The franchise tag is the NFL’s necessary evil. Players are loathe to lose financial security, even if it means getting paid a heckuva lot for one season. Teams hate it, because using the franchise tag is usually a desperation move to keep a player on the team; they also lose financial flexibility and are uncertain of the player’s future status. But sometimes it is beneficial, especially since it allows teams to extend the amount of time that they have to negotiate with a player (the New England Patriots are an example of one team that has done this with a great degree of success).

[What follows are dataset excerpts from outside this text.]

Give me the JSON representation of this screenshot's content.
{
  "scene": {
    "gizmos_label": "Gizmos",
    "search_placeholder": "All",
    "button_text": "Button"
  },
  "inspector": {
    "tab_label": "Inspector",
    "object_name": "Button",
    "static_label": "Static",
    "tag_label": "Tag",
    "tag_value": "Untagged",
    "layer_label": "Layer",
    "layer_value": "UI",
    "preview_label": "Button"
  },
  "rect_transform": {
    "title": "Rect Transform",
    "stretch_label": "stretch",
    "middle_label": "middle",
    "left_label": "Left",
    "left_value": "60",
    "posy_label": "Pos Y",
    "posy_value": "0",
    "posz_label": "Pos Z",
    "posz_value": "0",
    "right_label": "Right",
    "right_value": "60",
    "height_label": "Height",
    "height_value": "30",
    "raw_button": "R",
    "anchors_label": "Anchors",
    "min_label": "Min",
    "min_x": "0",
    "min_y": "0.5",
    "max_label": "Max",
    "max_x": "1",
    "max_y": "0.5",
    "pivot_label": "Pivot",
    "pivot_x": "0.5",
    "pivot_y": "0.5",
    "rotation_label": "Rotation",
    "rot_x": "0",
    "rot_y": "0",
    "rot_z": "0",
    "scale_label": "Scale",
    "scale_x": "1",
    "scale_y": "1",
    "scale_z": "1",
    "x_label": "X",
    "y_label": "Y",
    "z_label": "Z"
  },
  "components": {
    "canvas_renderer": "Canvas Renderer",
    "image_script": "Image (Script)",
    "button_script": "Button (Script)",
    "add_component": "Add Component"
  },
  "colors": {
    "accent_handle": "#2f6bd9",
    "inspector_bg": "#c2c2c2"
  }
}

When it comes to keeping a top quarterback, the franchise tag makes a lot of sense if a long-term deal cannot be reached. It is far too risky to potentially let your franchise QB hit the open market, because you could be left without the centerpiece of your team. Worst of all, he could even get picked up by a division rival (it’s not inconceivable for the Minnesota Vikings to sign Jay Cutler if Cutler were to somehow hit the free agent waters). Franchising a QB also allows the negotiation period to extend, since both sides would obviously prefer to get a long-term deal done.
So the Chicago Bears could very well slap Jay Cutler with the franchise tag during the offseason, and Cutler seems perfectly cool with it. He said on his radio show on ESPN 1000, via ESPN Chicago’s Michael C. Wright, “I’m not gonna take anything personally. If they want to franchise me, I’m gonna feel good about the situation we’re in. We’re gonna be in our second year of the offense with these guys. We’re gonna be better. I’m gonna be better. So it’s not personal. It’s business.”

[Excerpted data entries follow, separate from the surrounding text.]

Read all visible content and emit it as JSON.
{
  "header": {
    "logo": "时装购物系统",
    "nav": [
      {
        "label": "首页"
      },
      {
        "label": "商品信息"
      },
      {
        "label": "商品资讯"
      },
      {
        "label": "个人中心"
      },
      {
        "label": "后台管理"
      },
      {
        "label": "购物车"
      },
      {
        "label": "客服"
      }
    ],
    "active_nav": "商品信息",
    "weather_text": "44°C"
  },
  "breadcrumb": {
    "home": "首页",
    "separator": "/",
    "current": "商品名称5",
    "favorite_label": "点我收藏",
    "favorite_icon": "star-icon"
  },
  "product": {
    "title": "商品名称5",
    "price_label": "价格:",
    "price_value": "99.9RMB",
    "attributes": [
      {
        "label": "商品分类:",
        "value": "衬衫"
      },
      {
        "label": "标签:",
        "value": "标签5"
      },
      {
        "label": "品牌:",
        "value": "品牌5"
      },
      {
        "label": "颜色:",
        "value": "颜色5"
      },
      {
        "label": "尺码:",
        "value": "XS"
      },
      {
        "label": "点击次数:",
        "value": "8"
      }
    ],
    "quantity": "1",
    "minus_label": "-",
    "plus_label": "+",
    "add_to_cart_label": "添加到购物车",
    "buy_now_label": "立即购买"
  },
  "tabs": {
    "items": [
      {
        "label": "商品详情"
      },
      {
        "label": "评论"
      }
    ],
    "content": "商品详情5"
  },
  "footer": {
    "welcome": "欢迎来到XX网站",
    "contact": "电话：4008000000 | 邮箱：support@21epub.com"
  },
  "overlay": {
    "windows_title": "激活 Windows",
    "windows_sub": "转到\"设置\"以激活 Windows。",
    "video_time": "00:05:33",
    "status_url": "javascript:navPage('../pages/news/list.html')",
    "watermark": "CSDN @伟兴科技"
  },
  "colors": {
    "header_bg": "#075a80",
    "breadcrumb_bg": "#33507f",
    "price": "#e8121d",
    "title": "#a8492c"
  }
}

Since Cutler would make a cool $16.2 million, it’s no surprise to hear that he would be fine with being tagged. The question is, would the Bears be cool with it? I highly doubt it, and the franchise tag on Cutler would be a last resort. Hopefully the Bears and Cutler can swing a deal before it comes to that, because $16.2 million is an awful lot of money. Also, it’s not a good idea to have any doubts about the long-term security of your franchise QB.

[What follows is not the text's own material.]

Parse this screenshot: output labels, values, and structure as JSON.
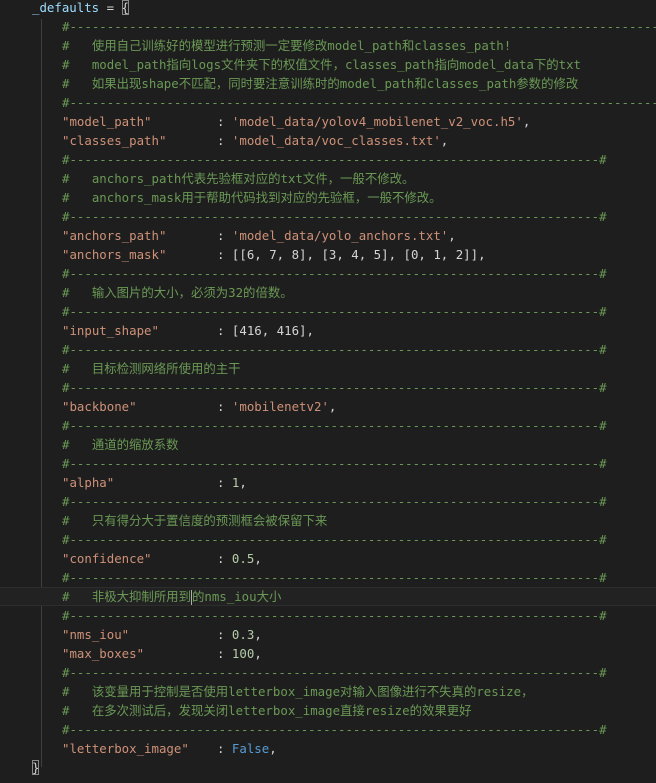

In fact, it would have been much more ideal for the Bears to have locked up Cutler before then, but maybe they had doubts about his ability to get the job done, especially in a new offense. And even though Marc Trestman has really helped him play more efficiently, there are still a few injury concerns. The ideal situation, though, is still to have both sides agree to a long-term deal, with the franchise tag ideally used to extend the negotiation period.